И радость, и утешение для меня в литературных занятиях; всякую радость делают они радостнее, всякую печаль менее печальной. Огорченный и нездоровьем жены, и опасными болезнями, а иногда и смертью моих людей, я прибегал к единственному облегчению в скорби — к занятиям: они заставляют меня лучше понять несчастье, но и учат терпеливее его переносить. У меня в обычае отдавать на дружеский суд, в первую очередь на твой, то, что я собираюсь выпустить в свет. Обрати поэтому особое внимание на книгу, которую ты получишь с этим письмом: боюсь, что я в своей печали был к ней не очень внимателен. Я мог, скорбя, заставить себя писать, но заставить себя писать так, как пишут с легкой душой, этого я не мог. А затем как занятия дают радость, так и занятия идут лучше от веселого настроения. Будь здоров.

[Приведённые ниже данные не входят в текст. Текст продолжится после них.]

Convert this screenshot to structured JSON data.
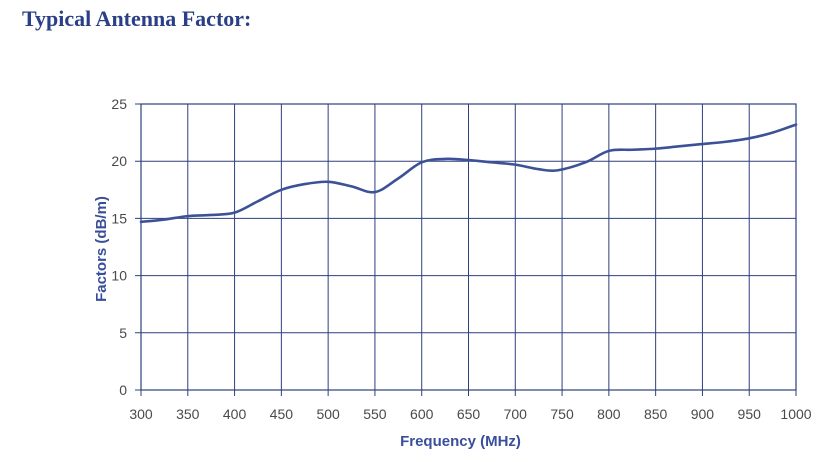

Ты спрашиваешь, каким образом я распределяю свой день в этрусском поместье. Просыпаюсь, когда захочу, большей частью около первого часа[17], часто раньше, редко позже. Окна остаются закрыты ставнями; чудесно отделенный безмолвием и мраком от всего, что развлекает, свободный и предоставленный самому себе, я следую не душой за глазами, а глазами за душой: они ведь видят то же, что видит разум, если не видят ничего другого. Я размышляю над тем, над чем работаю, размышляю совершенно как человек, который пишет и исправляет, — меньше или больше, в зависимости от того, трудно или легко сочинять и удерживать в памяти. Затем зову секретаря и, впустив свет, диктую то, что оформил. Он уходит, я вновь вызываю его и вновь отпускаю. Часов в пять-шесть (время точно не размерено) я — как подскажет день — удаляюсь в цветник или в криптопортик[18], обдумываю остальное и диктую. Сажусь в повозку и занимаюсь в ней тем же самым, чем во время прогулки или лежания, освеженный самой переменой. Немного сплю, затем гуляю, потом ясно и выразительно читаю греческую или латинскую речь не столько ради голоса, сколько ради желудка[19]; от этого, впрочем, укрепляется и голос. Вновь гуляю, умащаюсь, упражняюсь, моюсь.
Если я обедаю с женой и немногими другими, то читается книга, после обеда бывает комедия и лирник; потом я гуляю со своими людьми, среди которых есть и образованные. Разнообразные беседы затягиваются на целый вечер, и самый длинный день скоро кончается.